Costruita a fine Ottocento, porta il nome della regina Elisabetta di Romania, scrittrice e poetessa che firmava le proprie opere come Carmen Sylva. La villa nasce nell’epoca in cui Varese diventava la “città giardino”, regno incontrastato del liberty, rifugio prediletto di aristocratici e industriali milanesi in cerca di aria pura e atmosfere raffinate.
Il vero colpo di scena è arrivato però durante gli ultimi lavori di restauro: nella torre principale è stato ritrovato un cartiglio nascosto, con giornali dell’epoca e una “lettera ai posteri” scritta da Pietro Trolli l’8 marzo 1900. In quelle righe, l’imprenditore tracciava un resoconto sia della famiglia, sia della società: ricordava il padre Santino, uomo onesto e intelligente ma poco riconosciuto, e raccontava l’avventura dei fratelli Trolli, impegnati tra edilizia e industria conciaria. Ricostruiva l’acquisto dei terreni ai Miogni, la nascita delle ville Benzoni e Messaggi e infine della stessa Carmen Sylva.
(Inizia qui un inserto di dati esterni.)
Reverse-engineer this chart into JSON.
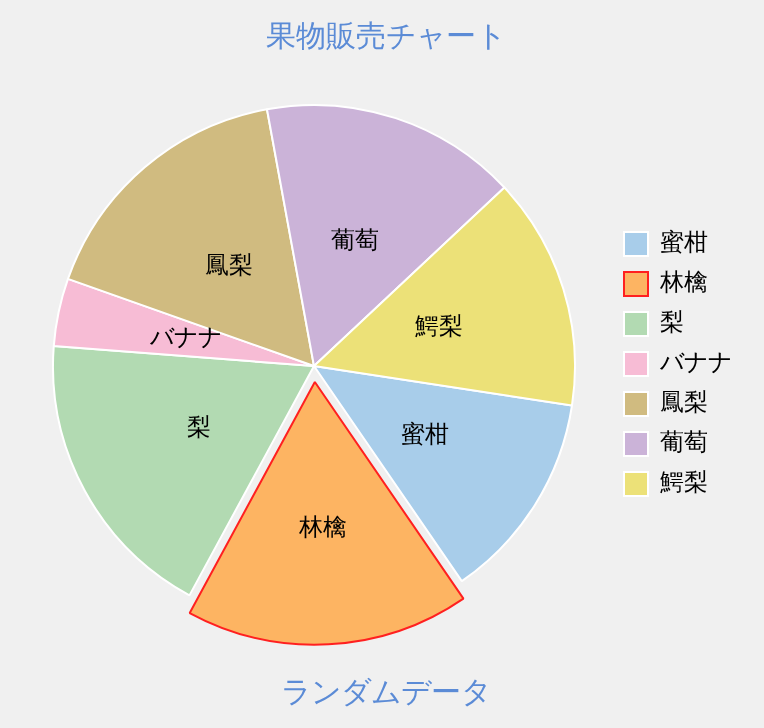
{
  "chart_data": {
    "type": "pie",
    "title": "果物販売チャート",
    "subtitle": "ランダムデータ",
    "categories": [
      "蜜柑",
      "林檎",
      "梨",
      "バナナ",
      "鳳梨",
      "葡萄",
      "鰐梨"
    ],
    "values": [
      13,
      17.5,
      18.3,
      4.2,
      16.7,
      15.9,
      14.4
    ],
    "colors": [
      "#a8cdea",
      "#fdb462",
      "#b2dab2",
      "#f7bcd5",
      "#d0bb80",
      "#cbb3d8",
      "#ece178"
    ],
    "legend": "right"
  }
}
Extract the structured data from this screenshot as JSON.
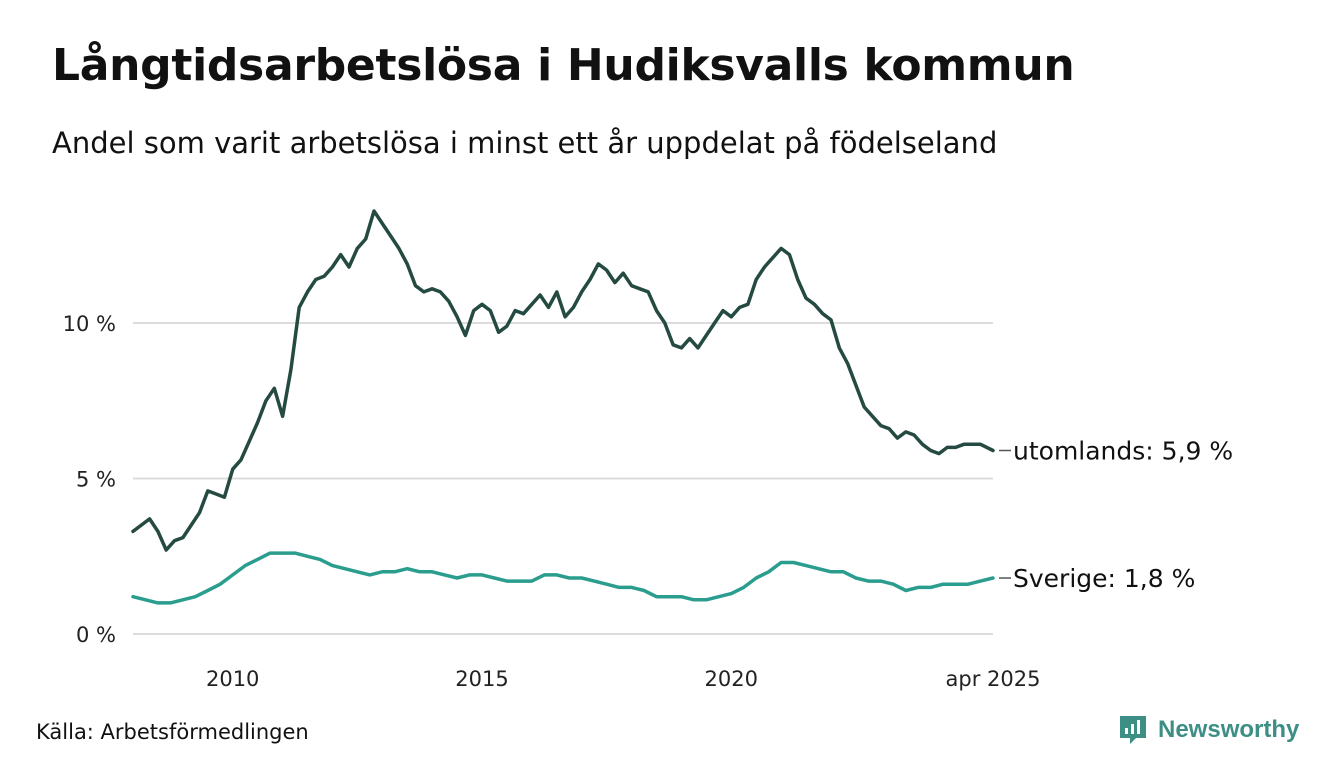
{
  "chart_data": {
    "type": "line",
    "title": "Långtidsarbetslösa i Hudiksvalls kommun",
    "subtitle": "Andel som varit arbetslösa i minst ett år uppdelat på födelseland",
    "source": "Källa: Arbetsförmedlingen",
    "x_range": [
      "2008-01",
      "2025-04"
    ],
    "ylim": [
      0,
      14
    ],
    "y_ticks": [
      {
        "value": 0,
        "label": "0 %"
      },
      {
        "value": 5,
        "label": "5 %"
      },
      {
        "value": 10,
        "label": "10 %"
      }
    ],
    "x_ticks": [
      {
        "value": "2010-01",
        "label": "2010"
      },
      {
        "value": "2015-01",
        "label": "2015"
      },
      {
        "value": "2020-01",
        "label": "2020"
      },
      {
        "value": "2025-04",
        "label": "apr 2025"
      }
    ],
    "grid": true,
    "legend": "direct labels at line ends (right)",
    "series": [
      {
        "name": "utomlands",
        "end_label": "utomlands: 5,9 %",
        "color": "#244a42",
        "points": [
          [
            "2008-01",
            3.3
          ],
          [
            "2008-03",
            3.5
          ],
          [
            "2008-05",
            3.7
          ],
          [
            "2008-07",
            3.3
          ],
          [
            "2008-09",
            2.7
          ],
          [
            "2008-11",
            3.0
          ],
          [
            "2009-01",
            3.1
          ],
          [
            "2009-03",
            3.5
          ],
          [
            "2009-05",
            3.9
          ],
          [
            "2009-07",
            4.6
          ],
          [
            "2009-09",
            4.5
          ],
          [
            "2009-11",
            4.4
          ],
          [
            "2010-01",
            5.3
          ],
          [
            "2010-03",
            5.6
          ],
          [
            "2010-05",
            6.2
          ],
          [
            "2010-07",
            6.8
          ],
          [
            "2010-09",
            7.5
          ],
          [
            "2010-11",
            7.9
          ],
          [
            "2011-01",
            7.0
          ],
          [
            "2011-03",
            8.5
          ],
          [
            "2011-05",
            10.5
          ],
          [
            "2011-07",
            11.0
          ],
          [
            "2011-09",
            11.4
          ],
          [
            "2011-11",
            11.5
          ],
          [
            "2012-01",
            11.8
          ],
          [
            "2012-03",
            12.2
          ],
          [
            "2012-05",
            11.8
          ],
          [
            "2012-07",
            12.4
          ],
          [
            "2012-09",
            12.7
          ],
          [
            "2012-11",
            13.6
          ],
          [
            "2013-01",
            13.2
          ],
          [
            "2013-03",
            12.8
          ],
          [
            "2013-05",
            12.4
          ],
          [
            "2013-07",
            11.9
          ],
          [
            "2013-09",
            11.2
          ],
          [
            "2013-11",
            11.0
          ],
          [
            "2014-01",
            11.1
          ],
          [
            "2014-03",
            11.0
          ],
          [
            "2014-05",
            10.7
          ],
          [
            "2014-07",
            10.2
          ],
          [
            "2014-09",
            9.6
          ],
          [
            "2014-11",
            10.4
          ],
          [
            "2015-01",
            10.6
          ],
          [
            "2015-03",
            10.4
          ],
          [
            "2015-05",
            9.7
          ],
          [
            "2015-07",
            9.9
          ],
          [
            "2015-09",
            10.4
          ],
          [
            "2015-11",
            10.3
          ],
          [
            "2016-01",
            10.6
          ],
          [
            "2016-03",
            10.9
          ],
          [
            "2016-05",
            10.5
          ],
          [
            "2016-07",
            11.0
          ],
          [
            "2016-09",
            10.2
          ],
          [
            "2016-11",
            10.5
          ],
          [
            "2017-01",
            11.0
          ],
          [
            "2017-03",
            11.4
          ],
          [
            "2017-05",
            11.9
          ],
          [
            "2017-07",
            11.7
          ],
          [
            "2017-09",
            11.3
          ],
          [
            "2017-11",
            11.6
          ],
          [
            "2018-01",
            11.2
          ],
          [
            "2018-03",
            11.1
          ],
          [
            "2018-05",
            11.0
          ],
          [
            "2018-07",
            10.4
          ],
          [
            "2018-09",
            10.0
          ],
          [
            "2018-11",
            9.3
          ],
          [
            "2019-01",
            9.2
          ],
          [
            "2019-03",
            9.5
          ],
          [
            "2019-05",
            9.2
          ],
          [
            "2019-07",
            9.6
          ],
          [
            "2019-09",
            10.0
          ],
          [
            "2019-11",
            10.4
          ],
          [
            "2020-01",
            10.2
          ],
          [
            "2020-03",
            10.5
          ],
          [
            "2020-05",
            10.6
          ],
          [
            "2020-07",
            11.4
          ],
          [
            "2020-09",
            11.8
          ],
          [
            "2020-11",
            12.1
          ],
          [
            "2021-01",
            12.4
          ],
          [
            "2021-03",
            12.2
          ],
          [
            "2021-05",
            11.4
          ],
          [
            "2021-07",
            10.8
          ],
          [
            "2021-09",
            10.6
          ],
          [
            "2021-11",
            10.3
          ],
          [
            "2022-01",
            10.1
          ],
          [
            "2022-03",
            9.2
          ],
          [
            "2022-05",
            8.7
          ],
          [
            "2022-07",
            8.0
          ],
          [
            "2022-09",
            7.3
          ],
          [
            "2022-11",
            7.0
          ],
          [
            "2023-01",
            6.7
          ],
          [
            "2023-03",
            6.6
          ],
          [
            "2023-05",
            6.3
          ],
          [
            "2023-07",
            6.5
          ],
          [
            "2023-09",
            6.4
          ],
          [
            "2023-11",
            6.1
          ],
          [
            "2024-01",
            5.9
          ],
          [
            "2024-03",
            5.8
          ],
          [
            "2024-05",
            6.0
          ],
          [
            "2024-07",
            6.0
          ],
          [
            "2024-09",
            6.1
          ],
          [
            "2024-11",
            6.1
          ],
          [
            "2025-01",
            6.1
          ],
          [
            "2025-04",
            5.9
          ]
        ]
      },
      {
        "name": "Sverige",
        "end_label": "Sverige: 1,8 %",
        "color": "#2a9d8f",
        "points": [
          [
            "2008-01",
            1.2
          ],
          [
            "2008-04",
            1.1
          ],
          [
            "2008-07",
            1.0
          ],
          [
            "2008-10",
            1.0
          ],
          [
            "2009-01",
            1.1
          ],
          [
            "2009-04",
            1.2
          ],
          [
            "2009-07",
            1.4
          ],
          [
            "2009-10",
            1.6
          ],
          [
            "2010-01",
            1.9
          ],
          [
            "2010-04",
            2.2
          ],
          [
            "2010-07",
            2.4
          ],
          [
            "2010-10",
            2.6
          ],
          [
            "2011-01",
            2.6
          ],
          [
            "2011-04",
            2.6
          ],
          [
            "2011-07",
            2.5
          ],
          [
            "2011-10",
            2.4
          ],
          [
            "2012-01",
            2.2
          ],
          [
            "2012-04",
            2.1
          ],
          [
            "2012-07",
            2.0
          ],
          [
            "2012-10",
            1.9
          ],
          [
            "2013-01",
            2.0
          ],
          [
            "2013-04",
            2.0
          ],
          [
            "2013-07",
            2.1
          ],
          [
            "2013-10",
            2.0
          ],
          [
            "2014-01",
            2.0
          ],
          [
            "2014-04",
            1.9
          ],
          [
            "2014-07",
            1.8
          ],
          [
            "2014-10",
            1.9
          ],
          [
            "2015-01",
            1.9
          ],
          [
            "2015-04",
            1.8
          ],
          [
            "2015-07",
            1.7
          ],
          [
            "2015-10",
            1.7
          ],
          [
            "2016-01",
            1.7
          ],
          [
            "2016-04",
            1.9
          ],
          [
            "2016-07",
            1.9
          ],
          [
            "2016-10",
            1.8
          ],
          [
            "2017-01",
            1.8
          ],
          [
            "2017-04",
            1.7
          ],
          [
            "2017-07",
            1.6
          ],
          [
            "2017-10",
            1.5
          ],
          [
            "2018-01",
            1.5
          ],
          [
            "2018-04",
            1.4
          ],
          [
            "2018-07",
            1.2
          ],
          [
            "2018-10",
            1.2
          ],
          [
            "2019-01",
            1.2
          ],
          [
            "2019-04",
            1.1
          ],
          [
            "2019-07",
            1.1
          ],
          [
            "2019-10",
            1.2
          ],
          [
            "2020-01",
            1.3
          ],
          [
            "2020-04",
            1.5
          ],
          [
            "2020-07",
            1.8
          ],
          [
            "2020-10",
            2.0
          ],
          [
            "2021-01",
            2.3
          ],
          [
            "2021-04",
            2.3
          ],
          [
            "2021-07",
            2.2
          ],
          [
            "2021-10",
            2.1
          ],
          [
            "2022-01",
            2.0
          ],
          [
            "2022-04",
            2.0
          ],
          [
            "2022-07",
            1.8
          ],
          [
            "2022-10",
            1.7
          ],
          [
            "2023-01",
            1.7
          ],
          [
            "2023-04",
            1.6
          ],
          [
            "2023-07",
            1.4
          ],
          [
            "2023-10",
            1.5
          ],
          [
            "2024-01",
            1.5
          ],
          [
            "2024-04",
            1.6
          ],
          [
            "2024-07",
            1.6
          ],
          [
            "2024-10",
            1.6
          ],
          [
            "2025-01",
            1.7
          ],
          [
            "2025-04",
            1.8
          ]
        ]
      }
    ]
  },
  "brand": {
    "name": "Newsworthy",
    "color": "#3d8f86",
    "icon": "newsworthy-logo-icon"
  }
}
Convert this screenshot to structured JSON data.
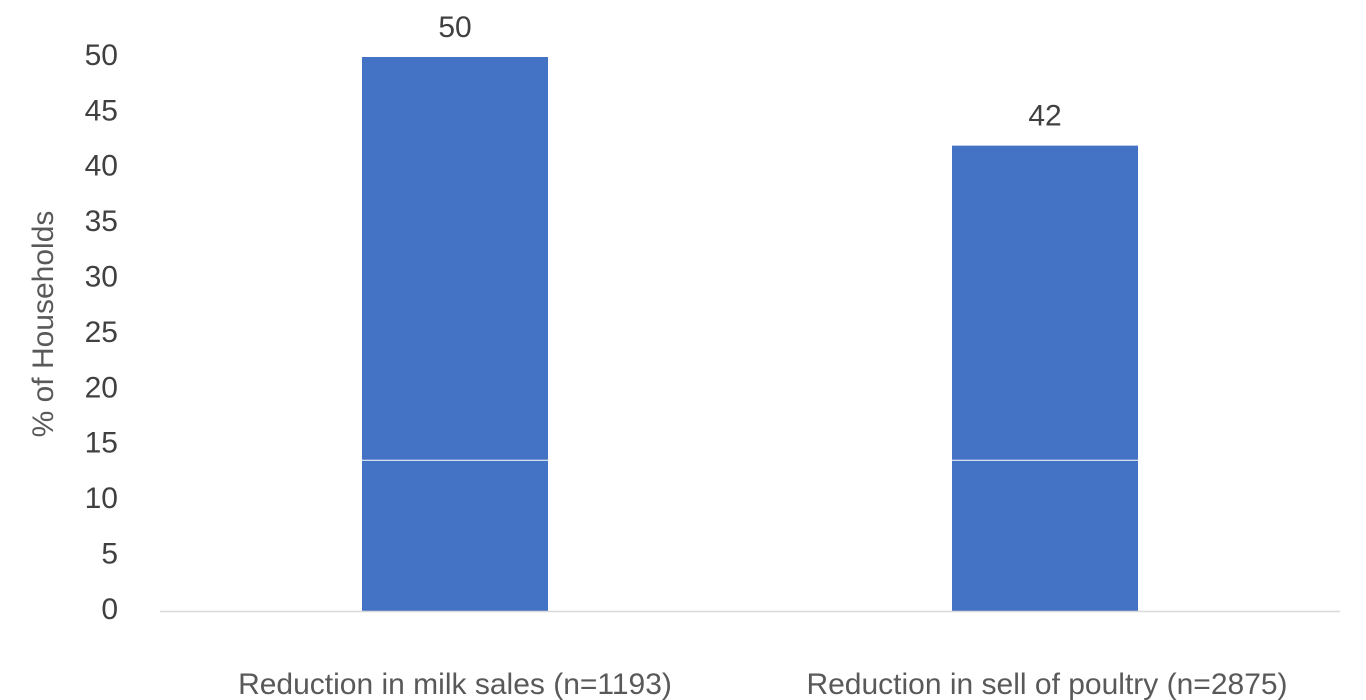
{
  "chart_data": {
    "type": "bar",
    "categories": [
      "Reduction in milk sales (n=1193)",
      "Reduction in sell of poultry (n=2875)"
    ],
    "values": [
      50,
      42
    ],
    "data_labels": [
      "50",
      "42"
    ],
    "title": "",
    "xlabel": "",
    "ylabel": "% of Households",
    "ylim": [
      0,
      50
    ],
    "yticks": [
      0,
      5,
      10,
      15,
      20,
      25,
      30,
      35,
      40,
      45,
      50
    ],
    "grid": false,
    "legend": "none",
    "bar_color": "#4472C4",
    "axis_color": "#D9D9D9"
  }
}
Il documento citava figli e moglie, progetti imprenditoriali e perfino le difficoltà politiche dell’Italia d’inizio Novecento, segnata da ambizioni personali e rivalità. Il cartiglio rappresenta un monito a custodire onestà, lavoro e dignità. Villa Carmen Sylva, ancora oggi, continua a trasmettere proprio quel messaggio.